Bush proposes land sale to fund schools
The passage of the Secure Rural Schools and Communities Act (SRS) in 2000 was a welcome relief to cash-strapped rural communities struggling through years of reduced timber sales. The SRS temporarily appropriated federal funds to counties to offset plunging sales and tax revenue resulting from logging restrictions on federal lands within their borders. Six years and more than $2.5 billion later, the law is up for extension and at the center of a growing debate.
The Bush administration proposed a five-year extension of the SRS — due to expire in September — to give counties more time to adjust to the revenue loss before payments are completely phased out. Allocating 50 percent of the needed funding, the administration proposed to sell 300,000 acres — or one-tenth — of the U.S. Forest Service’s 192 million acres to generate the remaining $800 million for distribution among 780 counties in 35 states.
Plan opponents argue that any gains for the counties are offset by the permanent loss of irreplaceable land and could set a bad precedent for maintaining funding streams in the future. But U.S. Forest officials say that only 200,000 acres — described as small and inaccessible — would have to be sold and would result in “no net loss” when balanced by planned Forest Legacy and other land acquisition programs. “These are not crown jewels we are talking about,” said Agriculture Undersecretary and Director of Forest Policy Mark Rey in an April teleconference. “This is a reasonable proposal to take a small fraction of a percentage of national land, which is the least necessary, and use it for those in need.”

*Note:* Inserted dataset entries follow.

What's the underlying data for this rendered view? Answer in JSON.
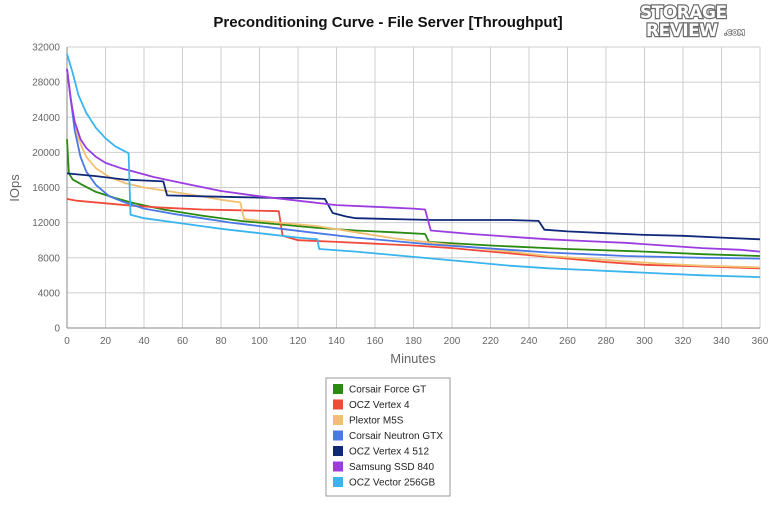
{
  "logo": {
    "line1": "STORAGE",
    "line2": "REVIEW",
    "suffix": ".COM"
  },
  "chart_data": {
    "type": "line",
    "title": "Preconditioning Curve - File Server [Throughput]",
    "xlabel": "Minutes",
    "ylabel": "IOps",
    "xlim": [
      0,
      360
    ],
    "ylim": [
      0,
      32000
    ],
    "xticks": [
      0,
      20,
      40,
      60,
      80,
      100,
      120,
      140,
      160,
      180,
      200,
      220,
      240,
      260,
      280,
      300,
      320,
      340,
      360
    ],
    "yticks": [
      0,
      4000,
      8000,
      12000,
      16000,
      20000,
      24000,
      28000,
      32000
    ],
    "grid": true,
    "legend_position": "bottom-center",
    "series": [
      {
        "name": "Corsair Force GT",
        "color": "#2a8a12",
        "points": [
          [
            0,
            21500
          ],
          [
            1,
            17600
          ],
          [
            3,
            16900
          ],
          [
            8,
            16300
          ],
          [
            15,
            15500
          ],
          [
            25,
            14800
          ],
          [
            35,
            14200
          ],
          [
            50,
            13500
          ],
          [
            70,
            12800
          ],
          [
            90,
            12200
          ],
          [
            110,
            11800
          ],
          [
            130,
            11400
          ],
          [
            150,
            11100
          ],
          [
            170,
            10900
          ],
          [
            186,
            10700
          ],
          [
            188,
            9800
          ],
          [
            220,
            9400
          ],
          [
            260,
            9000
          ],
          [
            300,
            8700
          ],
          [
            330,
            8400
          ],
          [
            360,
            8200
          ]
        ]
      },
      {
        "name": "OCZ Vertex 4",
        "color": "#f04a3a",
        "points": [
          [
            0,
            14700
          ],
          [
            5,
            14500
          ],
          [
            20,
            14200
          ],
          [
            35,
            13900
          ],
          [
            50,
            13700
          ],
          [
            70,
            13500
          ],
          [
            90,
            13400
          ],
          [
            110,
            13300
          ],
          [
            112,
            10500
          ],
          [
            120,
            10000
          ],
          [
            140,
            9800
          ],
          [
            160,
            9600
          ],
          [
            180,
            9400
          ],
          [
            200,
            9100
          ],
          [
            220,
            8700
          ],
          [
            240,
            8300
          ],
          [
            260,
            7900
          ],
          [
            280,
            7500
          ],
          [
            300,
            7200
          ],
          [
            330,
            7000
          ],
          [
            360,
            6800
          ]
        ]
      },
      {
        "name": "Plextor M5S",
        "color": "#f0c070",
        "points": [
          [
            0,
            29500
          ],
          [
            3,
            24500
          ],
          [
            6,
            21500
          ],
          [
            10,
            19500
          ],
          [
            15,
            18200
          ],
          [
            22,
            17200
          ],
          [
            30,
            16500
          ],
          [
            40,
            16000
          ],
          [
            55,
            15500
          ],
          [
            70,
            15000
          ],
          [
            80,
            14600
          ],
          [
            90,
            14300
          ],
          [
            92,
            12400
          ],
          [
            110,
            12000
          ],
          [
            130,
            11600
          ],
          [
            150,
            10900
          ],
          [
            170,
            10200
          ],
          [
            190,
            9700
          ],
          [
            210,
            9200
          ],
          [
            230,
            8700
          ],
          [
            250,
            8200
          ],
          [
            270,
            7900
          ],
          [
            290,
            7600
          ],
          [
            310,
            7300
          ],
          [
            330,
            7100
          ],
          [
            360,
            6900
          ]
        ]
      },
      {
        "name": "Corsair Neutron GTX",
        "color": "#4a78e6",
        "points": [
          [
            0,
            29500
          ],
          [
            2,
            26000
          ],
          [
            4,
            22500
          ],
          [
            7,
            19500
          ],
          [
            10,
            17800
          ],
          [
            15,
            16300
          ],
          [
            22,
            15000
          ],
          [
            30,
            14300
          ],
          [
            40,
            13600
          ],
          [
            55,
            13000
          ],
          [
            70,
            12500
          ],
          [
            85,
            12000
          ],
          [
            100,
            11600
          ],
          [
            115,
            11200
          ],
          [
            130,
            10800
          ],
          [
            150,
            10300
          ],
          [
            170,
            9900
          ],
          [
            190,
            9500
          ],
          [
            210,
            9200
          ],
          [
            230,
            8900
          ],
          [
            250,
            8600
          ],
          [
            270,
            8400
          ],
          [
            290,
            8200
          ],
          [
            310,
            8100
          ],
          [
            330,
            8000
          ],
          [
            360,
            7900
          ]
        ]
      },
      {
        "name": "OCZ Vertex 4 512",
        "color": "#10287a",
        "points": [
          [
            0,
            17600
          ],
          [
            15,
            17300
          ],
          [
            30,
            16900
          ],
          [
            50,
            16700
          ],
          [
            52,
            15100
          ],
          [
            70,
            15000
          ],
          [
            90,
            14900
          ],
          [
            110,
            14800
          ],
          [
            120,
            14800
          ],
          [
            134,
            14700
          ],
          [
            138,
            13100
          ],
          [
            145,
            12700
          ],
          [
            150,
            12500
          ],
          [
            170,
            12400
          ],
          [
            190,
            12300
          ],
          [
            210,
            12300
          ],
          [
            230,
            12300
          ],
          [
            245,
            12200
          ],
          [
            248,
            11200
          ],
          [
            260,
            11000
          ],
          [
            280,
            10800
          ],
          [
            300,
            10600
          ],
          [
            320,
            10500
          ],
          [
            340,
            10300
          ],
          [
            360,
            10100
          ]
        ]
      },
      {
        "name": "Samsung SSD 840",
        "color": "#9b3ce0",
        "points": [
          [
            0,
            29500
          ],
          [
            2,
            26000
          ],
          [
            4,
            23500
          ],
          [
            7,
            21500
          ],
          [
            10,
            20500
          ],
          [
            15,
            19500
          ],
          [
            20,
            18800
          ],
          [
            28,
            18200
          ],
          [
            35,
            17800
          ],
          [
            45,
            17200
          ],
          [
            60,
            16500
          ],
          [
            80,
            15600
          ],
          [
            100,
            15000
          ],
          [
            120,
            14500
          ],
          [
            140,
            14000
          ],
          [
            160,
            13800
          ],
          [
            180,
            13600
          ],
          [
            186,
            13500
          ],
          [
            189,
            11100
          ],
          [
            210,
            10700
          ],
          [
            230,
            10400
          ],
          [
            250,
            10100
          ],
          [
            270,
            9900
          ],
          [
            290,
            9700
          ],
          [
            310,
            9400
          ],
          [
            330,
            9100
          ],
          [
            350,
            8900
          ],
          [
            360,
            8700
          ]
        ]
      },
      {
        "name": "OCZ Vector 256GB",
        "color": "#3ab4ee",
        "points": [
          [
            0,
            31200
          ],
          [
            3,
            29000
          ],
          [
            6,
            26500
          ],
          [
            10,
            24500
          ],
          [
            15,
            22800
          ],
          [
            20,
            21600
          ],
          [
            25,
            20700
          ],
          [
            32,
            19900
          ],
          [
            33,
            12900
          ],
          [
            40,
            12500
          ],
          [
            60,
            11900
          ],
          [
            80,
            11300
          ],
          [
            100,
            10800
          ],
          [
            120,
            10300
          ],
          [
            130,
            10100
          ],
          [
            131,
            9000
          ],
          [
            150,
            8700
          ],
          [
            170,
            8300
          ],
          [
            190,
            7900
          ],
          [
            210,
            7500
          ],
          [
            230,
            7100
          ],
          [
            250,
            6800
          ],
          [
            270,
            6600
          ],
          [
            290,
            6400
          ],
          [
            310,
            6200
          ],
          [
            330,
            6000
          ],
          [
            360,
            5800
          ]
        ]
      }
    ]
  }
}
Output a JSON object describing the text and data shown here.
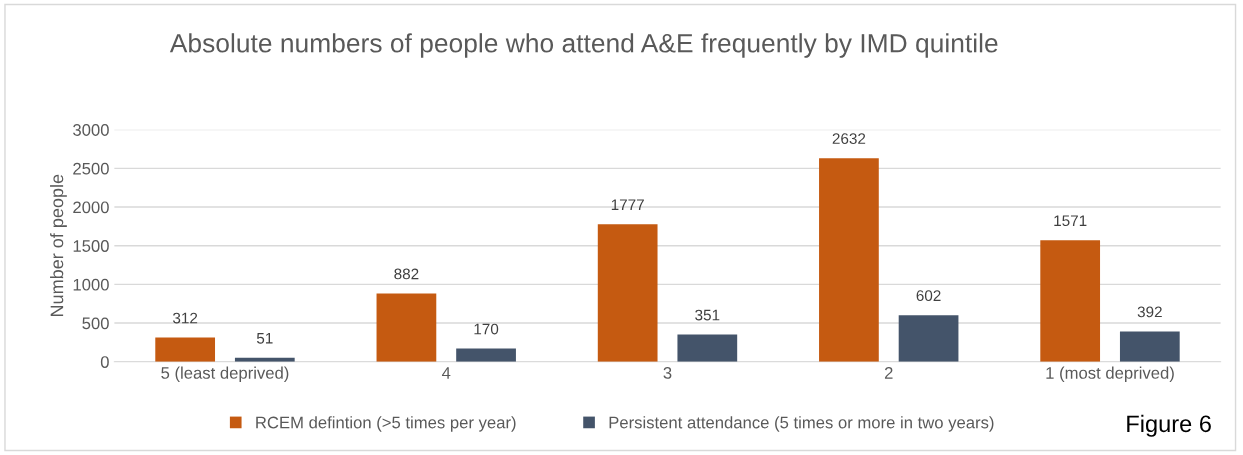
{
  "chart_data": {
    "type": "bar",
    "title": "Absolute numbers of people who attend A&E frequently by IMD quintile",
    "ylabel": "Number of people",
    "categories": [
      "5 (least deprived)",
      "4",
      "3",
      "2",
      "1 (most deprived)"
    ],
    "series": [
      {
        "name": "RCEM defintion (>5 times per year)",
        "color": "#c55a11",
        "values": [
          312,
          882,
          1777,
          2632,
          1571
        ]
      },
      {
        "name": "Persistent attendance (5 times or more in two years)",
        "color": "#44546a",
        "values": [
          51,
          170,
          351,
          602,
          392
        ]
      }
    ],
    "ylim": [
      0,
      3000
    ],
    "yticks": [
      0,
      500,
      1000,
      1500,
      2000,
      2500,
      3000
    ],
    "grid": "y",
    "legend": "bottom",
    "data_labels": true,
    "annotations": [
      "Figure 6"
    ]
  }
}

Grateful that rural schools are a national priority, counties generally support the sale of public land as long as it does not conflict with local wishes. “The counties’ anxiety is that although this is a national program, the effects are felt locally,” says Paul Beddoe, associate legislative director for the Washington-based National Association of Counties. “Although we don’t oppose the sale of public lands, the devil is in the details.”
Those details are very important to counties like Plumas County, Calif., which saw its annual revenue drop from $9 million to $700,000 annually before the SRS passed. Bill Dennison, supervisor for the county, which has more than 12,000 acres proposed for auction, thinks critics need to examine the situation more carefully. “As a matter of fact, over 100,000 acres of new federal lands have been purchased from private landowners over the past three to five years, so we’re actually adding more than we’re selling,” he says.
If Congress fails to find an acceptable funding proposal, rural schools, roads and other county services could face program cuts, employment layoffs and maintenance delays. Even if the proposal is accepted, there is a risk that the land will not sell, leaving counties with only half the money and a serious financial situation. “Rural counties are relying on SRS funding, so if this proposal doesn’t work, then Congress needs to come up with something else because the clock is ticking,” Beddoe says.
On March 30, Montana Sen. Max Baucus and Oregon Sen. Ron Wyden introduced an alternative proposal that would fund the SRS without selling public lands. Received well by other members of Congress, the bill proposes to raise $2.6 billion over the next 10 years by closing a tax loophole that allows some government contractors to avoid their tax obligations.
Lori Burkhammer is a Washington-based freelancer.